We’re going to have to step up our work again. That is, I am going to have to step up my work again. I hope you will join me. Without doubt, my next offering to the world, Patterson House, is pro-choice. It’s clear what happens to women who don’t control their bodies or their choices.

There are those in Canada who would send us backwards. We are a long way from Pierre Trudeau saying, ”The state has no place in the bedrooms of the nation.” I’m not even sure his son Justin would make such a bold statement. And that new Pierre is a threat to all of us.

Feminism is a theory. Feminism is an ideal. But feminism is also an action. It’s time to take action. As my friend Marnie reminds me, we can’t just hope for the best. Quoting David Orr, she says, ”Hope is a verb with its shirtsleeves rolled up.” So take action. Roll your sleeves up. We need you.

Do men read books about women?

According to an article in The Guardian, men generally don’t read books about women. They tend not to read books by women either. M.A. Sieghart reports that ”men were disproportionately unlikely even to open a book by a woman.”

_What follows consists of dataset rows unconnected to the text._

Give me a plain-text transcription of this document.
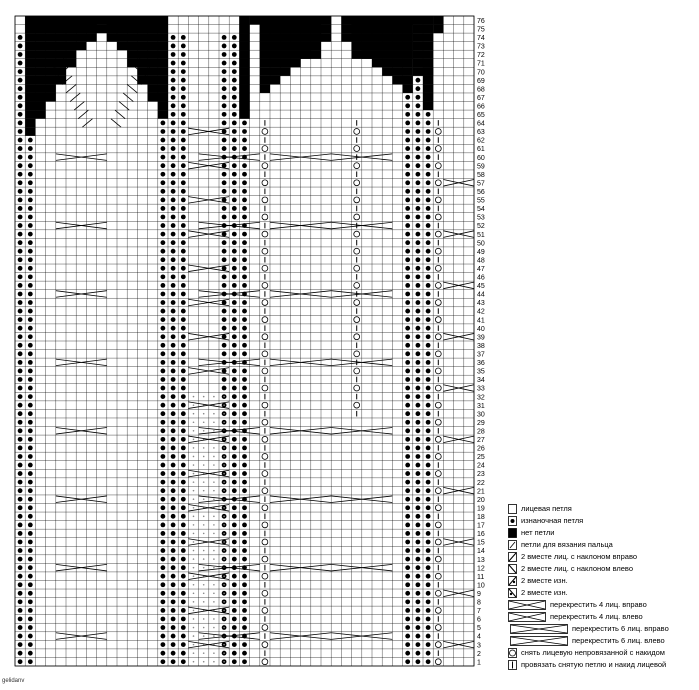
1
2
3
4
5
6
7
8
9
10
11
12
13
14
15
16
17
18
19
20
21
22
23
24
25
26
27
28
29
30
31
32
33
34
35
36
37
38
39
40
41
42
43
44
45
46
47
48
49
50
51
52
53
54
55
56
57
58
59
60
61
62
63
64
65
66
67
68
69
70
71
72
73
74
75
76
лицевая петля
изнаночная петля
нет петли
петли для вязания пальца
2 вместе лиц. с наклоном вправо
2 вместе лиц. с наклоном влево
2 вместе изн.
2 вместе изн.
перекрестить 4 лиц. вправо
перекрестить 4 лиц. влево
перекрестить 6 лиц. вправо
перекрестить 6 лиц. влево
снять лицевую непровязанной с накидом
провязать снятую петлю и накид лицевой
gelidanv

That’s a darn shame. I don’t want to go to any sexist Venus and Mars place, but I think about this and wish I could speak to the dearest men in my life about some of the dearest fictional women in my life. I think they might get insight into the lives of women. That is, I think they might get insight into me. Sometimes these fictional women say the things I cannot. Read the first page of Claire Messud’s The Woman Upstairs, for example.

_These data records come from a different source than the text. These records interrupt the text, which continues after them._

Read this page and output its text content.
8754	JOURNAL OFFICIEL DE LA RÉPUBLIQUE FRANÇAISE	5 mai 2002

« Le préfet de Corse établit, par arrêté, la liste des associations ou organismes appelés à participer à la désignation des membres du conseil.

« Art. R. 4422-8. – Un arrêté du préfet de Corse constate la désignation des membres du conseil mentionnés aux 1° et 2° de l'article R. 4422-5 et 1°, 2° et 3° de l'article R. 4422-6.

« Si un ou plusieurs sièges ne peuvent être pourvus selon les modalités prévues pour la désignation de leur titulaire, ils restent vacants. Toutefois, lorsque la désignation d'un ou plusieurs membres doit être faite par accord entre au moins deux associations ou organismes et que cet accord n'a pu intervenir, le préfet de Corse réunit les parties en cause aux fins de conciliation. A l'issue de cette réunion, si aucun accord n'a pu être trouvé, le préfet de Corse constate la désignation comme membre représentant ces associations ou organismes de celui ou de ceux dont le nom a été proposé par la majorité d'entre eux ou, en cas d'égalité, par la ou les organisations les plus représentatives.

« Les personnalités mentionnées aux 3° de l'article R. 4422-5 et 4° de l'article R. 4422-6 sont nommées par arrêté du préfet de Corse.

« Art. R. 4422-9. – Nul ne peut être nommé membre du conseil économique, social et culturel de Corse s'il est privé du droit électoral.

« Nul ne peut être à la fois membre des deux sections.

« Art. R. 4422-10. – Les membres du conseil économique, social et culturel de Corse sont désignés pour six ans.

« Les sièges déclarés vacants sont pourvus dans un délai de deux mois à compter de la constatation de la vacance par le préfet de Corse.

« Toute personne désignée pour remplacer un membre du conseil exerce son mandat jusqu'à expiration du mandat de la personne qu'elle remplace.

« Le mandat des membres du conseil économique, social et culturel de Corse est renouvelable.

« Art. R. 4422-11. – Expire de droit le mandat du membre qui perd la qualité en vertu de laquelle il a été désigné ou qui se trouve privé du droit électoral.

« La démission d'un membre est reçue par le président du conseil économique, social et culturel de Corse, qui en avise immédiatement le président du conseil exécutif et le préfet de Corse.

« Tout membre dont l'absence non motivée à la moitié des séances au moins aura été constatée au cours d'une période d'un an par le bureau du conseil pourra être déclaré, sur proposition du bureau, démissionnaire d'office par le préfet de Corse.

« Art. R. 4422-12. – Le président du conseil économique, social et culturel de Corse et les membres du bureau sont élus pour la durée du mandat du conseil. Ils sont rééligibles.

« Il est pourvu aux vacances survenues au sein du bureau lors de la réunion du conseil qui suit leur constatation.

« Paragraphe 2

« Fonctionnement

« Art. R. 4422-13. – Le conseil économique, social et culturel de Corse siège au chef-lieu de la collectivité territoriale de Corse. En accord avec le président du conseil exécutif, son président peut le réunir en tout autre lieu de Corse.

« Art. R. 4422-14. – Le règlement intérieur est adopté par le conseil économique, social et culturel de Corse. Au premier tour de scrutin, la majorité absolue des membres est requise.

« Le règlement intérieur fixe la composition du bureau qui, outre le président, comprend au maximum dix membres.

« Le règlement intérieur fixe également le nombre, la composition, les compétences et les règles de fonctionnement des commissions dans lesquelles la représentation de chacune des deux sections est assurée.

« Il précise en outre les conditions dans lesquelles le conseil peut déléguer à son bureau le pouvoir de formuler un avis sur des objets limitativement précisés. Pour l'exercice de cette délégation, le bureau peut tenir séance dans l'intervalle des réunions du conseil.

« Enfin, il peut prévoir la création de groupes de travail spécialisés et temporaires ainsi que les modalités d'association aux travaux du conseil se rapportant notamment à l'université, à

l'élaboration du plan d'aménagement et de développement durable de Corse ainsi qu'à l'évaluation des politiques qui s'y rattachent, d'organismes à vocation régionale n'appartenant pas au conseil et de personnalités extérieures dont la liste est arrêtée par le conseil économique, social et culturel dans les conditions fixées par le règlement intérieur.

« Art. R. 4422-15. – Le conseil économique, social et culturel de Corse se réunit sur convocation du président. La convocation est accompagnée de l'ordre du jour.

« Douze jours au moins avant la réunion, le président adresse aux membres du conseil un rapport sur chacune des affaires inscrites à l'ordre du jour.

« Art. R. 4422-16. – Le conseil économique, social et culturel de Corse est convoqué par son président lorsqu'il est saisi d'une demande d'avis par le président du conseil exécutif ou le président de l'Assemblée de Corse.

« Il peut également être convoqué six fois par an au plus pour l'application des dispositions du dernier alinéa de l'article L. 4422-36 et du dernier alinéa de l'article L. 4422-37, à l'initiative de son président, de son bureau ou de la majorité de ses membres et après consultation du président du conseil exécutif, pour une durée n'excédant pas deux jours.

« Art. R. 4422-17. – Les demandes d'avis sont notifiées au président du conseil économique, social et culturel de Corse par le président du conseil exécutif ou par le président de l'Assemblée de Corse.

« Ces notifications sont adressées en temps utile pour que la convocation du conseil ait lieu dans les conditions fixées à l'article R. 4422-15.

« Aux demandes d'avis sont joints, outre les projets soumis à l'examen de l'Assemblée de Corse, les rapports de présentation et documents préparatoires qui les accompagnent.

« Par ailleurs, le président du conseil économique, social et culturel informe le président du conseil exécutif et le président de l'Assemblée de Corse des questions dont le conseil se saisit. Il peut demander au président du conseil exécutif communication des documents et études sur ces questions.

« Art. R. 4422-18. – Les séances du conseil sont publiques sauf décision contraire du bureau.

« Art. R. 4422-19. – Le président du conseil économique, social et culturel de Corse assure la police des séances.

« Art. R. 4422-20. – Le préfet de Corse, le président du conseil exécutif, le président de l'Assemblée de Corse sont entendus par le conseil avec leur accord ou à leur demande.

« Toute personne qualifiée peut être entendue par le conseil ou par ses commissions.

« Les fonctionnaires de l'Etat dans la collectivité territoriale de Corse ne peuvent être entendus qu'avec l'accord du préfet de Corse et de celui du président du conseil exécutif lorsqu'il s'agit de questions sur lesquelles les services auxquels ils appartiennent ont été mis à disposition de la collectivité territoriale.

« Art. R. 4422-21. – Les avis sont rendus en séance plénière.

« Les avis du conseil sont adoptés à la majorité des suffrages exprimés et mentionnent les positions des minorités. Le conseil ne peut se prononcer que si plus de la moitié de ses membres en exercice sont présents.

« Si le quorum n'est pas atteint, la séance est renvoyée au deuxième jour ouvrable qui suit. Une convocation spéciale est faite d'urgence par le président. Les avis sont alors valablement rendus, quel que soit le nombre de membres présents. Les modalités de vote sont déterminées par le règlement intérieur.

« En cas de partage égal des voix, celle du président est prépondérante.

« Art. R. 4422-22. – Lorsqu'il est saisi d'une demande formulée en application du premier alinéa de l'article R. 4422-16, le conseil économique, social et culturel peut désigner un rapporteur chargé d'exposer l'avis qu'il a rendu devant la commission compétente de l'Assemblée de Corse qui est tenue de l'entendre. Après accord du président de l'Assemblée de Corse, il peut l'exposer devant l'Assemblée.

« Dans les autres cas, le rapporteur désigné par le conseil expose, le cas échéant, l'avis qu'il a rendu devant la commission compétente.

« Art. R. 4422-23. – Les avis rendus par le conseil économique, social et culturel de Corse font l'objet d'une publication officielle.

Recently, my husband read Olive Kitteridge by Elizabeth Strout. I was on a real Strout binge and was prepping Olive, Again for my book club. Olive was in my mind and even in my dreams. I would wake up and be in the passenger seat of Olive’s car, her big black purse crowding me. When I had concerns, I would wonder what Olive would think. Oh, let me tell you, I was in deep. There are so many ways I relate to this difficult and imperfect woman. There is Olive in me. This I know.

Frances McDormand as Olive

What a treat it was to be able to discuss her. Olive makes me feel normal. Or sort of normal.

Similarly, I was just watching the new show on Julia Child, Julia (HBO) and in the first episode of season one, there is Julia, all hot flashy and having a conversation about menopause with her doctor. When she finally tells her husband she is changing, it is a moment of great tenderness.

Ad for HBO’s Julia

It’s lovely thinking about men watching this show (if they do) and witnessing a conversation like this and adding it to their general experience. That way, when such a time crops up in real life, they are not in a conversation that seems to come from Venus, but from this very earth. Maybe it will help all earthlings along the spectrum of sex and gender communicate just a wee bit better. Isn’t that what fiction is for? To help us understand each other?

Sieghart writes, ”If men don’t read books by and about women, they will fail to understand our psyches and our lived experience. They will continue to see the world through an almost entirely male lens, with the male experience as the default. And this narrow focus will affect our relationships with them, as colleagues, as friends and as partners. But it also impoverishes female writers, whose work is seen as niche rather than mainstream if it is consumed mainly by other women.”

As a woman about to release a book about women, this matters to me.